I dare you, in fact, I double dare you (no padlock, no take backzeez) that there is nobody on this planet, not one single person, that doesn’t love a right knees up and a good old chuckle every now and again. Whether it’s my mum and dad laughing at something on Coronation Street, a teenager laughing at their latest celebration dance on Fortnite. Or me… Sat in the Hope Street Theatre, laughing my head off at Liverpool’s best and brightest putting on work that aims to please.
So I ask, no, I implore each and every one of the 10 people who will probably read this, to do me a small favour once you are through with this blog:
Bring a little bit of fun into your life.

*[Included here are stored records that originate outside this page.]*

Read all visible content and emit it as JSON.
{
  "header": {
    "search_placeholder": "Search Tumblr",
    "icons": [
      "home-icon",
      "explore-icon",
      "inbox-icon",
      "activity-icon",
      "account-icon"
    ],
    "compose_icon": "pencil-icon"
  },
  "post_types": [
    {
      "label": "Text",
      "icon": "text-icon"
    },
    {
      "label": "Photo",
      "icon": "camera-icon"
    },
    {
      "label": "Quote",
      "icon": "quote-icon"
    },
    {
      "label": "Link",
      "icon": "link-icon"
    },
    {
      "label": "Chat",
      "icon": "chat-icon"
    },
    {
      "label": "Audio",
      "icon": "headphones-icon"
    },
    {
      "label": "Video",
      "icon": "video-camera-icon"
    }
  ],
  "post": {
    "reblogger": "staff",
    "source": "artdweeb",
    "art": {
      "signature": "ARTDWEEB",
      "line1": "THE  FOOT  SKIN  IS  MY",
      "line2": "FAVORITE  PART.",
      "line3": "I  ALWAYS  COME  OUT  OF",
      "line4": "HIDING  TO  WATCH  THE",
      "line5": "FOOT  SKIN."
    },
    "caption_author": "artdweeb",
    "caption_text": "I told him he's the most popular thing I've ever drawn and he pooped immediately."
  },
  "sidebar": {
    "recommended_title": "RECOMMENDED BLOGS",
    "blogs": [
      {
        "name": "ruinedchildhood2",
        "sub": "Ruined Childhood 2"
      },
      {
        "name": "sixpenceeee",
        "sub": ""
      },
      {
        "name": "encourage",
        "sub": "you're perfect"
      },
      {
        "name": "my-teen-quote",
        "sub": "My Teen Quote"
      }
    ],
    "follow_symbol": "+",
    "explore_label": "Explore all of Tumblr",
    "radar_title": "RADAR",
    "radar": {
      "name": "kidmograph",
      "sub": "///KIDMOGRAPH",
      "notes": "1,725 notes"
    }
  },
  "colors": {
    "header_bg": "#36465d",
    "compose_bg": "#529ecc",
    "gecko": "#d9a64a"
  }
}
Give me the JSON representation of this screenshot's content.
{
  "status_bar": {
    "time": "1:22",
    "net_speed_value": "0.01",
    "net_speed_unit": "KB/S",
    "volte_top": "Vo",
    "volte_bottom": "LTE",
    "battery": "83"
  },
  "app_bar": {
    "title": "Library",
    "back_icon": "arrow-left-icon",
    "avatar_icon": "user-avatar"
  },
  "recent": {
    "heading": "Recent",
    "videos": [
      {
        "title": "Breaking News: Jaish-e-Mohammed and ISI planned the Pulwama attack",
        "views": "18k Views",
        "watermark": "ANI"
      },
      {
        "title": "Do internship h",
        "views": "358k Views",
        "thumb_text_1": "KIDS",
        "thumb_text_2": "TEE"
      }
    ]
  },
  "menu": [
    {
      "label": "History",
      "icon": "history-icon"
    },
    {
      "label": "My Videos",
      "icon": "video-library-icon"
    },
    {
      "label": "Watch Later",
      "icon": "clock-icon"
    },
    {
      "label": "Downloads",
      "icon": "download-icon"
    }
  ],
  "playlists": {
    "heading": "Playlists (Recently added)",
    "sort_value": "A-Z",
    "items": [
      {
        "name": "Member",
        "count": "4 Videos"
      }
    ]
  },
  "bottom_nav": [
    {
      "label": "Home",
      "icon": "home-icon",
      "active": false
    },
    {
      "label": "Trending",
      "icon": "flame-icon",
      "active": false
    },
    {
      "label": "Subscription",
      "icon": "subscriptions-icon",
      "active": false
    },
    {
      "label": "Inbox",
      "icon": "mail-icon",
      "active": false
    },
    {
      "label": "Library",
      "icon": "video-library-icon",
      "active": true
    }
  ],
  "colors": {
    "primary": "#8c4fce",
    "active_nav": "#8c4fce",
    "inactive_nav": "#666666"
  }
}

Revisit your inner child and laugh as loudly and annoyingly as you can at least once a day.
Go and watch some local stand-up comedy, get a game of 5-a-side football together with your mates, people watch at a coffee shop or go to your local park and boot the kids off the see-saw so you can have a go. Find some local theatre to enjoy, walk the dog in the park or sing to your heart’s content in the shower or at a karaoke bar. It all counts and it all helps. We did not evolve through billions of years of this planet’s history to sit behind a desk, looking at Microsoft Excel for 40 hours a week, counting down the days until the next bank holiday weekend, did we?
Life is what you make of it and if all you care about is spreadsheets and getting reports done for your overly flirtatious boss, just so you can get drunk and nurse a hangover at the weekend, then you’re not going to have that much of a life to look back on when you’re on your deathbed are you? So get out there and get some jokes told. Find a film you haven’t watched in ages and let yourself get lost in your own imagination… Or if all else fails, get yourself down to the ECHO Arena and laugh yourself silly at the maniacs absolutely stacking it on that massive inflatable obstacle course in the Royal Albert Dock!
If anyone needs me, I’ll be throwing myself into as many creative projects as possible.
Like a great friend of mine once said:
‘Live life + Love life = Life loved.’
So get out there and live your life for fun will you.
I got this through a share that the Hope Street Theatre put, this is a great post, so many positives. All the reasons you wanted to act resonate with me, and, honestly, this post put a smile on my face, which is very much needed at the moment, so I thank you. I look forward to your next post.
Glad you liked the first of (hopefully) many posts on my little blog! Was hoping it would resonate with someone as I felt it was something a few people had gone through at one point.